Séminaire, 5 février 2015

Programme

10:30 – 12:00

Jörg Endrullis (Vrije Universiteit Amsterdam)

Invited talk: Clocked lambda-calculus

(This talk will be given in room B1, fourth floor)

14:00 – 15:00

Anupam Das (LIP, ENS Lyon)

Invited talk: Theories of bounded arithmetic for deep inference proof systems

We give uniform versions of propositional logic deep inference systems in the setting of 'bounded arithmetic', relating the size of propositional proofs to forms of proof-theoretic strength in fragments of arithmetic.

This continues the recent program of studying the complexity of deep inference proofs by bringing it in line with the standards of mainstream proof complexity. It is also inspired by previous work where proofs of the propositional pigeonhole principle in the minimal deep inference system, KS, were constructed using rather abstract uniform templates, suggesting the need for such an approach.

To minimise prerequisites we work in the setting of monotone proofs represented as rewriting derivations, isolating fragments of so-called 'analytic' deep inference. For the same reason we construct our arithmetic theories by adapting the well studied IDelta_0 of Parikh, Paris, Wilkie and others, although similar theories could be designed using the more modern second-order setting of Zambella, Cook and Nguyen.

Along the way we require a blend of tools from bounded arithmetic (correspondence with propositional proofs), deep inference (efficient normalization of propositional translations), and descriptive complexity (taming the closure functions of least fixed point operators used to simulate deep inference).

15:30 – 16:30

Andrew Polonski (PPS-LIPN)

Invited talk: Toward extensional type theory with decidable type-checking

We report our work on a new treatment of equality in dependent type theory.
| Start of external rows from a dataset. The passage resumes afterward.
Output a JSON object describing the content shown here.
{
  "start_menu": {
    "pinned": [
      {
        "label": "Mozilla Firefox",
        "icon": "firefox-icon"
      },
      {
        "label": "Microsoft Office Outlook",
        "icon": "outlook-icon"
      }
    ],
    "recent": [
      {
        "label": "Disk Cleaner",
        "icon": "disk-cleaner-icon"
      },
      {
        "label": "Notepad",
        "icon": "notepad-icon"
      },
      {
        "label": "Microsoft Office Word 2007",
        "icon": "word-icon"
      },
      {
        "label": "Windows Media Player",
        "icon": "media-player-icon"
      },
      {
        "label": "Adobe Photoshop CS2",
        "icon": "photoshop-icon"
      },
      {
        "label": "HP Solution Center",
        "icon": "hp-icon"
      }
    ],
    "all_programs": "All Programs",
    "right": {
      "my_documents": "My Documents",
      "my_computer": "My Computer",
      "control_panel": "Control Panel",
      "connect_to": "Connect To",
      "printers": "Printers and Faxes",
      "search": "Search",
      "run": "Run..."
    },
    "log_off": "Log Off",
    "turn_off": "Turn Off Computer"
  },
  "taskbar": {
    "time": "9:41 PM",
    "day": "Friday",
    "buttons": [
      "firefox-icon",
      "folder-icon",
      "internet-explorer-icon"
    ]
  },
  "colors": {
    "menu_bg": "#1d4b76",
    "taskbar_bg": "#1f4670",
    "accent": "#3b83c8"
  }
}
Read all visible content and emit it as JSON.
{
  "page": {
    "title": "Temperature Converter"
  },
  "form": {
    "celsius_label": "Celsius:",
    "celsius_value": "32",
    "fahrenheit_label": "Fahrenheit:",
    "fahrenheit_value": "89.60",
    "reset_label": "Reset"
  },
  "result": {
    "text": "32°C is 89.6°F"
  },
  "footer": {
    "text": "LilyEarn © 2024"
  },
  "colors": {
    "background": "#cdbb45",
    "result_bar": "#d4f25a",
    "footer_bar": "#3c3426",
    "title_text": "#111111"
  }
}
Large-scale formalization of mathematics in type theory is greatly impededed by the intensional character of type-theoretic equality. For a variable n:Nat, the terms n+1 and 1+n are equal but not convertible. Consequently, if B(n) is a dependent type over N (eg. R^n), then B(n+1) and B(1+n) are isomorphic but not equal; thus there is no automatic way to transfer properties from one type to another. The terms S=(\n.n+1) and S'=(\n.1+n) of type Nat->Nat are not even equal propositionally, thus there is no explicit isomorphism between types B(S) and B(S') when B(f) is a type dependent over Nat->Nat. Martin-Lof defined extensional type theory by reflecting the equality proofs (terms of the identity type) into the conversion relation. Unfortunately, this renders type-checking and proof-checking undecidable, undermining a major motivation for working in type theory.

Voevodsky recently proposed the Univalence Axiom which solves the problem of extensionality, but, without a computational justification, leads to the failure of canonicity, another crucial metatheoretic property. Coquand et al have recently provided this missing piece by building a model of univalence in constructive metatheory.

We propose an alternative, syntax-based approach to extensionality. In this approach, the equality type is initially defined externally, as a logical relation on the term model of type theory, which in turn is defined by induction on type structure. The relation is then reflected into the language by extending the syntax. This results in a 1-dimensional theory; in order to have equality as a type constructor that can be iterated (so that we can write p,q : Eq(A,a,b), pi : Eq(Eq(A,a,b),p,q), etc.), the reflection operation must itself be internalized. We show how this can be done in a consistent way, and verify some basic properties of the resulting system.